Perejaume ou le nom de la Machine-à-haleine










Même s'il est reconnu comme l'un des artistes les plus singuliers de son pays, il dit ne vouloir travailler que pour un « non public ». Ce n’est peut-être pas sans lien avec le fait qu’ayant accepté l’offre de concevoir et réaliser les plafonds du Gran Teatre del Liceu de Barcelone, après l'incendie qui avait détruit celui-ci de fond en comble, il a choisi d'y peindre un immense paysage, plein de fauteuils identiques à ceux que le public occupe dans l’orchestre, et… absolument vides. C’est bien ainsi que le sujet Perejaume aime à se présenter, au moyen d’un semblant toujours un peu démuni de représentation et comme le pendant d’un Autre quelquefois « trop plein ». C’est ce qui fait que nous tenons à respecter ce semblant et à le mettre en perspective avec ce qu’il nous présente comme son sinthome, soit l’invention d’une œuvre où tout semble avoir le poids du réel d’une écriture, dans un travail incessant de la lettre rencontrée comme sa cause : « travailler pour une autre chose dont je ne sais pas comment la dire ».
Le voici donc maintenant, tel quel, paré de cet appareil dont on fait souvent usage pour le nettoyage des rues. Il s’agit de cette sorte de grande soufflette qui balaye feuilles et papiers, tel un aspirateur inversé qui expulse l’air de son intérieur avec la force d’un petit ouragan et qui, à chaque souffle, semble remplir l’espace extérieur d’un petit peu de « rien ». Il a nommé cet engin « machine-à-halaine » (màquina d’alè, en catalan) et il le porte comme un sac à dos, pour y incarner une extension de son corps qui produit et localise l’haleine de la voix hors de cette extension même. C’est donc un appareil de langage qui fonctionne comme un sixième sens, tel ce « sixième sens » qu’un Lulle ou même un Gödel avaient cru trouver quelque part localisé comme le sens qui correspond à la parole et le langage[1]. S’il se présente armé de lui c’est, comme lui-même nous a dit, pour faire plus supportable sa difficulté de ne pas arriver à bien exprimer ce qu’il veut dire, mais aussi de ne pas arriver à écrire ce qui, justement, ne cesse pas de ne pas s’écrire. Et c’est par cette raison qu’il a fini pour attacher un micro au bout de la manche de son appareil, là où sort l’air à pression, un micro qui devra deviner « la forme audible des choses ».  Le même appareil devra aussi enregistrer cette forme dans une écriture du « son qui se vide dans le signe ».

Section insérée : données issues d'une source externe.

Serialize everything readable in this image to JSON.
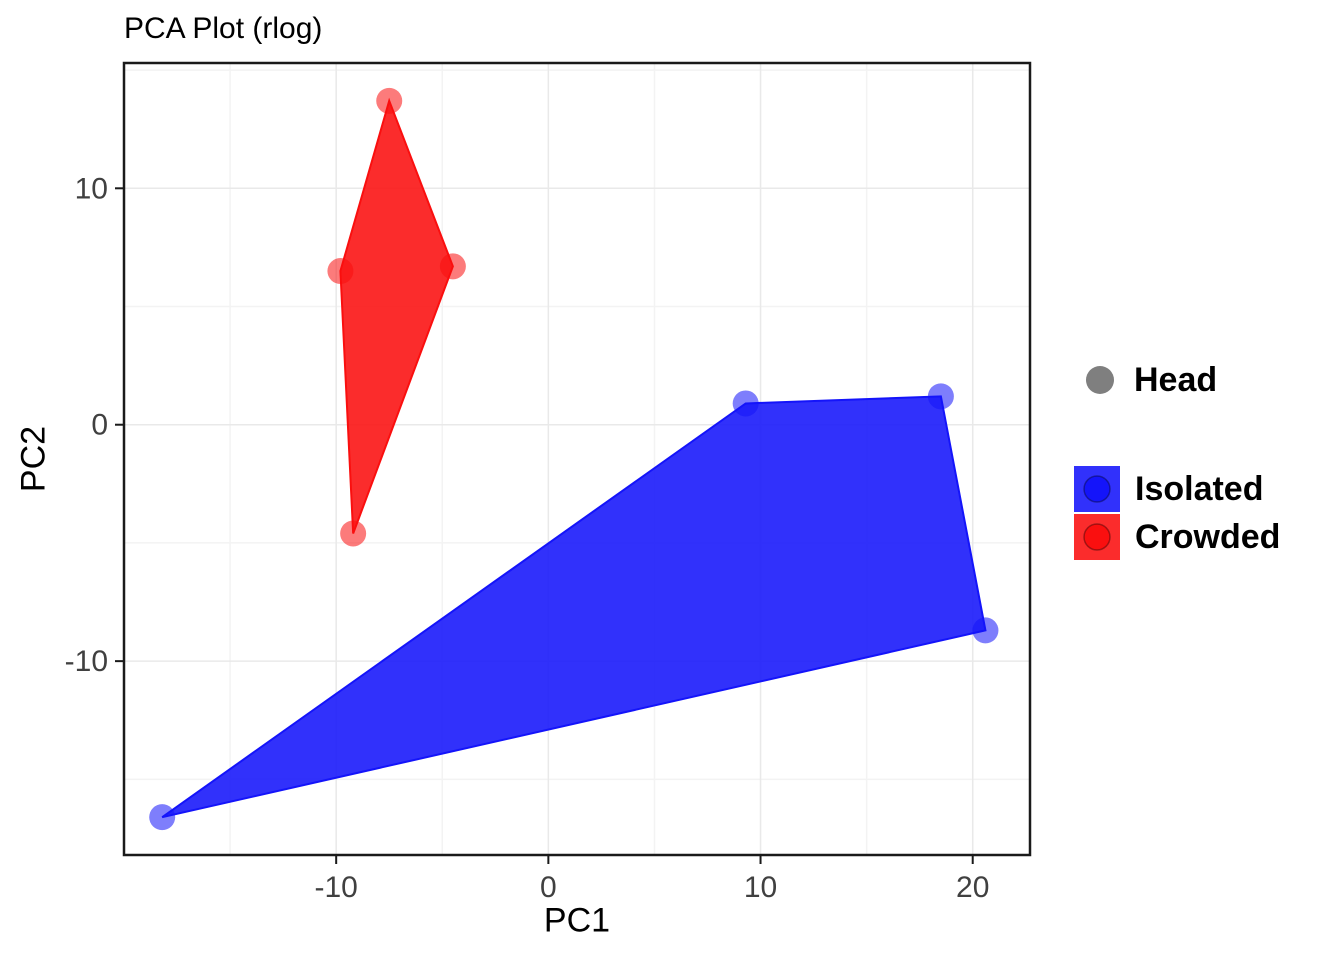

Comment est-ce qui lui est venue cette idée ? Un jour au Monastère de Montserrat, lieu éminent d’haleine de sa langue et de sa culture, tout en regardant les éboueurs nettoyant les rues de son alentour. En effet, une lettre, une ordure…

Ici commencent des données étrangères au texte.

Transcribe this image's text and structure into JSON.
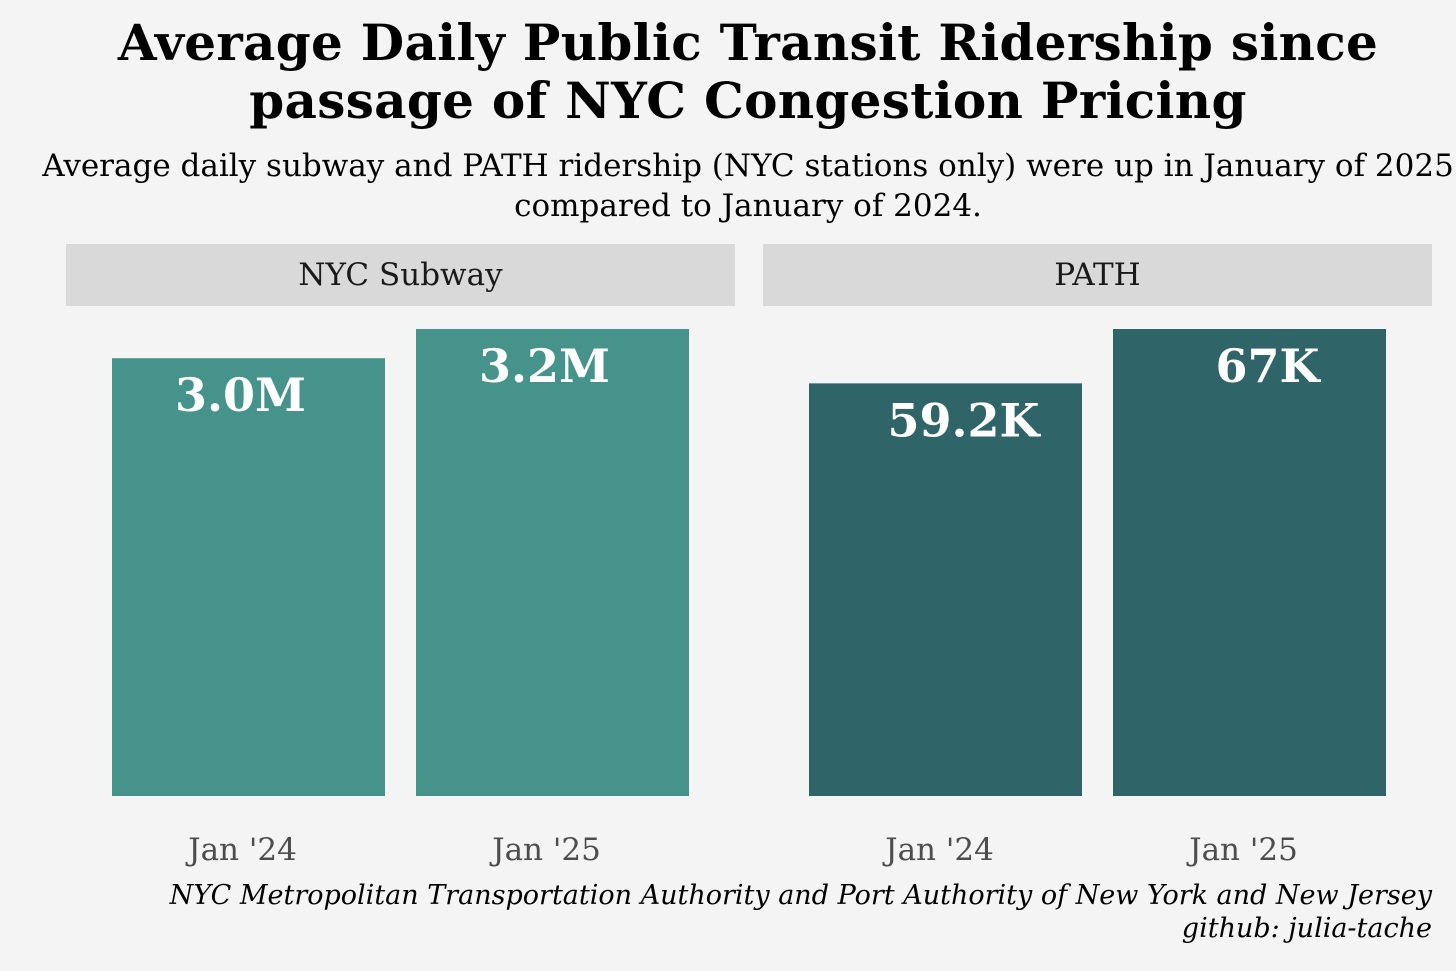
{
  "chart_data": {
    "type": "bar",
    "title": "Average Daily Public Transit Ridership since passage of NYC Congestion Pricing",
    "subtitle": "Average daily subway and PATH ridership (NYC stations only) were up in January of 2025 compared to January of 2024.",
    "panels": [
      {
        "name": "NYC Subway",
        "categories": [
          "Jan '24",
          "Jan '25"
        ],
        "values": [
          3000000,
          3200000
        ],
        "labels": [
          "3.0M",
          "3.2M"
        ],
        "ylim": [
          0,
          3200000
        ],
        "color": "#45938a"
      },
      {
        "name": "PATH",
        "categories": [
          "Jan '24",
          "Jan '25"
        ],
        "values": [
          59200,
          67000
        ],
        "labels": [
          "59.2K",
          "67K"
        ],
        "ylim": [
          0,
          67000
        ],
        "color": "#2f6468"
      }
    ],
    "grid": false,
    "legend": "none",
    "source": "NYC Metropolitan Transportation Authority and Port Authority of New York and New Jersey",
    "credit": "github: julia-tache"
  }
}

Et quel usage en fait-il de sa machine-à-halaine ? Il se promène avec elle par l’Auditoire de Girone, une fois les musiciens ont fini le concert pour laisser reposer ses instruments au sol, à côté des chaises, et l’écho et les résonances des derniers accords sont peut-être encore dans l’air de la salle. Ou bien, par les pentes neigées de la montagne du Canigou, effaçant la neige du dessus des roches, où il écrit la forme sonore de la pierre au même temps qui y lit son orographie. Ou bien, enfin, par les marges pleines de ronces, où il balaye le terrain d’une main pendant qu’il y passe la serpe de l’autre. Le son épineux qui y enregistre n’est que la forme visible de la voix produite par sa machine. « Parce que le son vit dans l’aire, mais il est difficile de bien définir jusqu’à quel point le son est l’air ou bien l’air ne fait que l’aider à courir et à se gonfler ».  Avec cette sorte de bouche supplémentaire à laquelle le sujet réduit de temps en temps son propre corps, il palpe, comme s’il était aveugle-né pour les mots, toutes les formes de la réalité, de façon que « l’air qui sort du canon d’haleine change sa voix selon la surface dans laquelle s’applique ». La machine-à-haleine est donc tantôt une bouche qui laisse sortir l’air pour le faire devenir voix dans sa rencontre avec les objets, tantôt une bouche lectrice d’une lettre qui apparaît dans le souffle de lalangue (écrit dans un seul mot). Le tout de cette opération langagière sera enregistré dans un court-métrage en blanc et noir, projeté en deux écrans qu’un texte glissant nouera en se déplaçant de l’une à l’autre. 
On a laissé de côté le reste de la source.